Ecole 42, que não tem aula, nem diploma e nem professores chega ao Brasil

26 de Julho de 2019

A unidade do Vale do Silício tem 1.500 alunos e conta com apoio da Nasa e da Google

A escola francesa de programação Ecole 42 abre, em agosto, duas unidades no Brasil. Sem professores. Sem horários fixos. E, de graça. Criada em 2013, em Paris, pelo bilionário francês Xavier Niel, dono de uma fortuna de US$ 4,6 bilhões, segundo a revista americana Forbes, ele doou 50 milhões de euros ao projeto.  Quando você entra na École 42, uma escola de codificação sem professores ca Capital francesa, algumas coisas saltam para você: uma coleção matadora de arte de rua provocante, incluindo uma máquina de preservativos ilustrada na recepção; iMacs até onde os olhos podem ver; e um zumbido palpável dos cerca de mil estudantes que se movimentam pelo prédio.  Ecole 42 é uma escola revolucionária, especializada no desenvolvimento de talentos de programação para o futuro. Preocupada com o fato de o atual sistema edcacional rígido e baseado em conteúdo não estar adaptado a um mundo em rápida mudança, a Ecole 42 baseia-se em aprender fazendo, com a solução de problemas baseada em projetos e a aprendizagem entre pares.     

Convencida de que os talentos de amanhã não serão baseados nos mesmos critérios do passado, a Ecole 42 promove uma missão de Justiça Social, abrindo suas portas para pessoas de todas as origens e estilos de vida. Totalmente financiado por seus benfeitores, a Ecole 42 oferece educação gratuita para todos.

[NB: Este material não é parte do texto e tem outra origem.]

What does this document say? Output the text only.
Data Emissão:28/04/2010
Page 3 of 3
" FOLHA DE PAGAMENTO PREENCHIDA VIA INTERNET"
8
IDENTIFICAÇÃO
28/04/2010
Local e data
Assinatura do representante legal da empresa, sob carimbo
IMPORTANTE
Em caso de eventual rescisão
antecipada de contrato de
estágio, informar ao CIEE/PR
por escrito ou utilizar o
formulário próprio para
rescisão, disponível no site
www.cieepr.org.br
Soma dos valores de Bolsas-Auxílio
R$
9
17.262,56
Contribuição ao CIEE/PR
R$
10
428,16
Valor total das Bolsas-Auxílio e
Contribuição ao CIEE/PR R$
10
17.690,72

Em dezembro de 2018 o AcontecendoAqui entrevistou Leandro Piazza, professor da Unisul que passou uma temporada no Vale do Silício e conheceu a Escola 42 de São Francisco> Assista ao vídeo aqui.

 

Sem professores e sem exigências prévias
A Ecole 42 caiu nas graças dos recrutadores das principais empresas de tecnologia, interessados em alunos capazes de aprender código resolvendo desafios. Nos EUA, na região do  Vale do Silício a escola abriu sua segunda unidade que recebe 1.500 alunos e conta com apoio da Nasa e da Google.

 

 

Brasil
Independentes entre si, as duas unidades que abrirão em agosto no Rio de Janeiro e em São Paulo, poderão receber mais de 800 alunos – serão 450 na capital fluminense e 360 estudantes em São Paulo. Assim como em todo o mundo, os cursos da École 42 no País serão gratuitos. Mas a dedicação é alta: na média, os estudantes passam cerca de 50 horas por semana dentro da 42. 

 

Como funciona na prática
O site da unidade paulista da École 42 afirma que “ a 42 não é uma escola ou uma faculdade. Somos um espaço onde você escolhe aquilo que quer aprender e aprende fazendo.” A unidade funciona 24 horas, sete dias por semana, e o aluno pode fazer o programa no seu ritmo. Cada projeto é um desafio, que possui uma breve descrição, objetivos e habilidades, onde os participantes definem quando iniciam e concluem, trabalham e aprendem. Alguns projetos são individuais e outros são feitos em grupos, simulando o trabalho no mundo real.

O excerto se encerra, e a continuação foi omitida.